May 15, 2013

Plans unveiled for NYC’s Donnell Library


Pretend you weren’t reading this article. Could you guess what this space is?

The New York Public Library officially unveiled the architectural plans today for the long-left-in-limbo Donnell Branch on 53rd Street. The good news is that it’s nice and airy-looking. The bad news? It’s 70,000 feet smaller than the original branch, probably won’t be open until late 2015, and, oh, wait, they forgot something… From the New York Times report on the plans:

In addition to traditional library elements — like some bookshelves and a children’s area — there will be public spaces, including sitting areas, a 141-seat auditorium and a technology hub.

“Some bookshelves”? “Some bookshelves?” You could be forgiven for thinking that we were no longer talking about a library branch, in a city where print materials still remain by far the majority in circulation numbers. And indeed, the view of the plans (the image above) from architect Enrique Norten and his firm TEN Arquitectos has a nice big wall over the whole area where the books appear to be—so, are there books behind there? Or just more stairs? Who knows? Not us.

Norten’s design adds yet another entrant to the “Big Stair” trend in urban design, as otherwise seen on the High Line and in the Prada store in Soho. (The Times calls them “bleachers.”) While, on the one hand, the Big Stair solves a couple of problems (seating that works for varying numbers of people and types of sitters, how to fit an auditorium in a small space) and recalls the famous steps of main branch on 42nd Street, they also take up a lot of space: space in which there are no books.

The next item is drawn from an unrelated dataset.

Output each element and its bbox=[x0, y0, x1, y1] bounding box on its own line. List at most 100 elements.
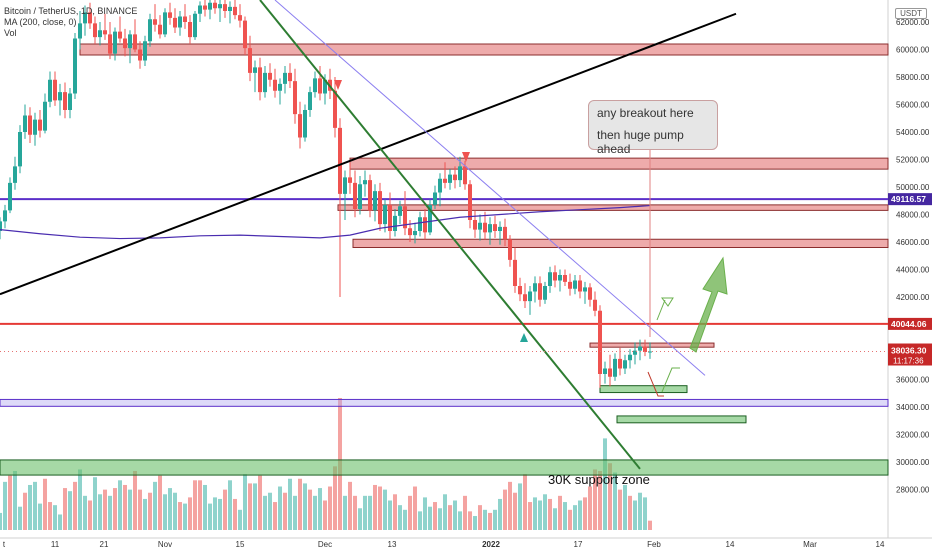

The whole design, in fact, represents the privileging of empty space over books. Its bare, mod-table-flecked expanses stretch away west, uninterrupted by anything more bibliographically intrusive than two sets of shelves on the front wall. It looks, indeed, suspiciously like the lobby of a high-end hotel chain, which is what the Donnell will still be part of, should the newest real estate deal for the space stay intact.

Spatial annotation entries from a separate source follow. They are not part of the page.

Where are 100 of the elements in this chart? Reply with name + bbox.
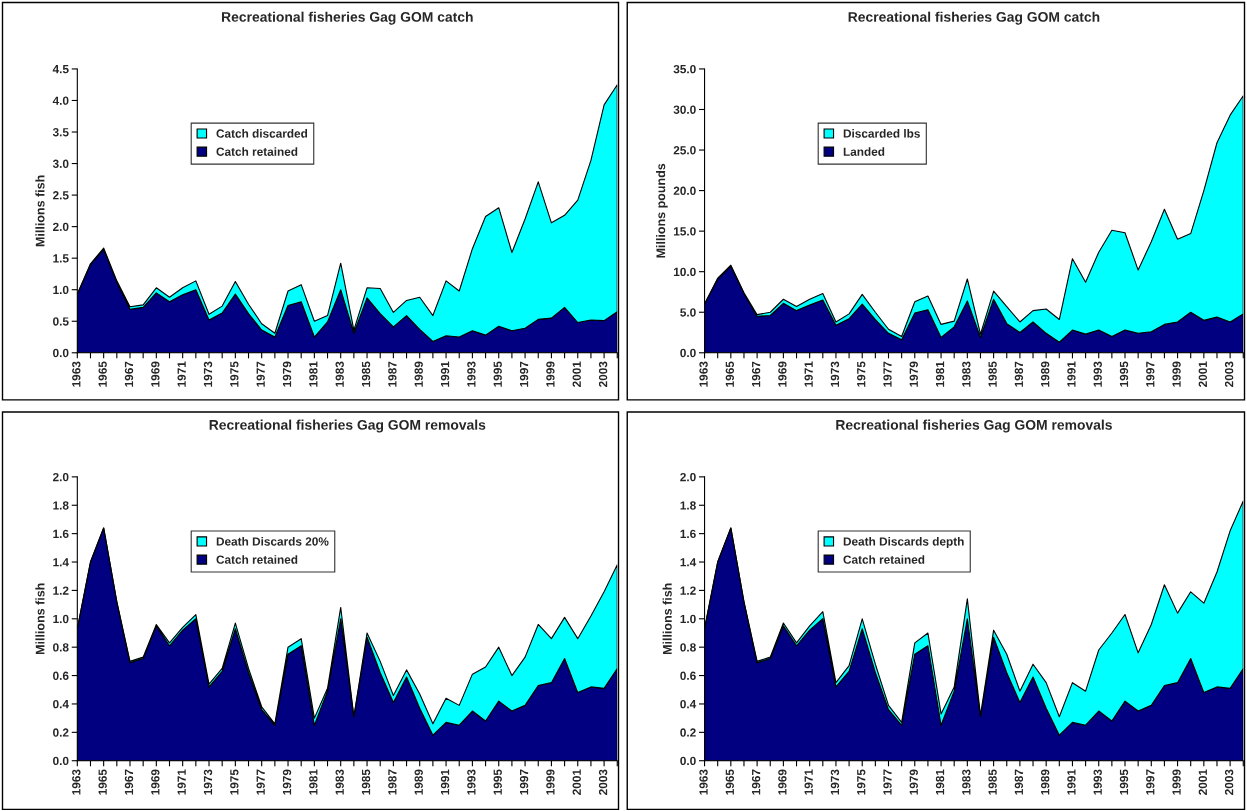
y-tick-label: 0.6	[680, 671, 696, 680]
y-tick-label: 0.5	[53, 317, 69, 326]
x-tick-label: 1997	[1146, 769, 1155, 795]
x-tick-label: 1997	[1146, 361, 1155, 387]
x-tick-label: 1987	[1014, 361, 1024, 387]
x-tick-label: 1963	[72, 361, 81, 387]
y-tick-label: 1.2	[53, 586, 69, 595]
x-tick-label: 2003	[1224, 769, 1234, 795]
y-tick-label: 3.0	[52, 159, 69, 168]
x-tick-label: 1967	[751, 769, 761, 795]
x-tick-label: 2001	[572, 769, 581, 795]
x-tick-label: 2003	[1224, 361, 1234, 387]
x-tick-label: 1967	[751, 361, 761, 387]
x-tick-label: 1989	[414, 769, 423, 795]
x-tick-label: 1995	[493, 769, 502, 795]
y-tick-label: 0.0	[680, 756, 696, 766]
x-tick-label: 1967	[124, 769, 134, 795]
y-tick-label: 0.8	[53, 643, 69, 652]
y-tick-label: 0.2	[53, 728, 69, 737]
y-tick-label: 5.0	[680, 308, 696, 317]
x-tick-label: 1979	[282, 769, 292, 795]
x-tick-label: 1983	[962, 361, 971, 387]
x-tick-label: 1975	[857, 769, 866, 795]
x-tick-label: 1995	[493, 361, 502, 387]
y-tick-label: 1.5	[53, 254, 69, 263]
x-tick-label: 1997	[519, 361, 529, 387]
x-tick-label: 1997	[519, 769, 529, 795]
chart-title: Recreational fisheries Gag GOM catch	[848, 11, 1100, 25]
x-tick-label: 1977	[256, 361, 265, 387]
x-tick-label: 2003	[598, 361, 608, 387]
x-tick-label: 2001	[1198, 769, 1208, 795]
y-tick-label: 0.8	[680, 643, 696, 652]
x-tick-label: 1977	[883, 769, 892, 795]
x-tick-label: 1995	[1119, 769, 1129, 795]
y-tick-label: 25.0	[673, 146, 696, 155]
y-tick-label: 0.0	[53, 756, 69, 766]
x-tick-label: 1971	[177, 769, 186, 795]
y-tick-label: 1.8	[53, 501, 69, 510]
x-tick-label: 1985	[361, 361, 371, 387]
x-tick-label: 1971	[177, 361, 186, 387]
x-tick-label: 1995	[1119, 361, 1129, 387]
y-tick-label: 1.6	[53, 529, 69, 539]
y-tick-label: 2.0	[680, 472, 696, 482]
legend-label: Death Discards 20%	[216, 536, 329, 546]
x-tick-label: 2003	[598, 769, 608, 795]
x-tick-label: 1971	[804, 769, 813, 795]
x-tick-label: 1975	[230, 361, 239, 387]
x-tick-label: 1975	[230, 769, 239, 795]
x-tick-label: 1973	[830, 769, 840, 795]
x-tick-label: 1979	[282, 361, 292, 387]
x-tick-label: 1965	[98, 361, 107, 387]
x-tick-label: 1991	[440, 769, 450, 795]
x-tick-label: 1999	[546, 769, 555, 795]
x-tick-label: 1967	[124, 361, 134, 387]
x-tick-label: 1989	[414, 361, 423, 387]
y-tick-label: 1.0	[53, 285, 69, 295]
y-tick-label: 1.2	[680, 586, 696, 595]
x-tick-label: 1963	[699, 769, 708, 795]
y-tick-label: 0.4	[53, 699, 69, 709]
chart-title: Recreational fisheries Gag GOM catch	[222, 11, 473, 25]
x-tick-label: 1981	[935, 361, 945, 387]
x-tick-label: 1985	[988, 361, 997, 387]
x-tick-label: 1971	[804, 361, 813, 387]
x-tick-label: 1969	[151, 361, 160, 387]
x-tick-label: 1969	[151, 769, 160, 795]
x-tick-label: 1987	[388, 361, 397, 387]
x-tick-label: 1973	[830, 361, 840, 387]
x-tick-label: 1999	[1172, 769, 1181, 795]
x-tick-label: 2001	[572, 361, 581, 387]
legend-label: Catch retained	[216, 147, 298, 156]
y-tick-label: 1.0	[53, 614, 69, 624]
y-tick-label: 10.0	[673, 267, 696, 277]
x-tick-label: 1973	[203, 361, 213, 387]
x-tick-label: 1981	[309, 361, 318, 387]
y-tick-label: 2.5	[52, 191, 69, 200]
x-tick-label: 1989	[1040, 361, 1050, 387]
y-tick-label: 1.6	[680, 529, 696, 539]
x-tick-label: 1993	[467, 361, 476, 387]
legend-label: Landed	[843, 147, 885, 156]
x-tick-label: 1987	[1014, 769, 1024, 795]
y-tick-label: 20.0	[673, 186, 696, 195]
y-tick-label: 2.0	[52, 222, 69, 232]
y-tick-label: 30.0	[673, 105, 696, 114]
x-tick-label: 1983	[335, 769, 344, 795]
y-tick-label: 2.0	[52, 472, 69, 482]
legend-label: Discarded lbs	[843, 129, 920, 138]
y-axis-title: Millions fish	[35, 175, 45, 247]
x-tick-label: 1979	[909, 361, 918, 387]
legend-label: Catch retained	[843, 555, 925, 564]
y-tick-label: 1.4	[53, 558, 69, 567]
x-tick-label: 1991	[1067, 361, 1076, 387]
y-tick-label: 1.0	[680, 614, 696, 624]
chart-title: Recreational fisheries Gag GOM removals	[209, 419, 486, 433]
y-tick-label: 0.4	[680, 699, 697, 709]
y-tick-label: 35.0	[673, 64, 696, 74]
x-tick-label: 1977	[883, 361, 892, 387]
x-tick-label: 1969	[778, 361, 787, 387]
x-tick-label: 1983	[962, 769, 971, 795]
x-tick-label: 1999	[546, 361, 555, 387]
x-tick-label: 2001	[1198, 361, 1208, 387]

But the problem is not with empty space per se—there’s a lot of empty space in the Schwarzman Building—nor with Norten’s design—he seems to have been given what amounts to basically a slice of a building and has made an elegant multistoried gallery out of it. The problem is that there’s no evident effort here to balance the book-holding, book-delivery. and public-space functions of a library, which is exactly what the Schwarzman Building does very well.

This is a library design for people who read books on their phone, iPad, Kindle, or other e-reading device. As such, it’s a design only for the people who can afford those devices. In New York, that’s a lot of people: ebook circulation jumped 168 percent from 2011 to 2012. But that’s still not everyone, and it’s especially not the people who need the libraries most, the people who, as Anthony Marx, President of the Library, writes, made up part of the “nationwide surge in library usage” since the onset of the recession. These are, after all, the people who the public library systems were designed to serve in the first place. So it seems like a shame to get promises from the NYPL for another bookless glass box when what we actually need is a library.


Sal Robinson is an editor at Melville House. She's also the co-founder of the Bridge Series, a reading series focused on translation.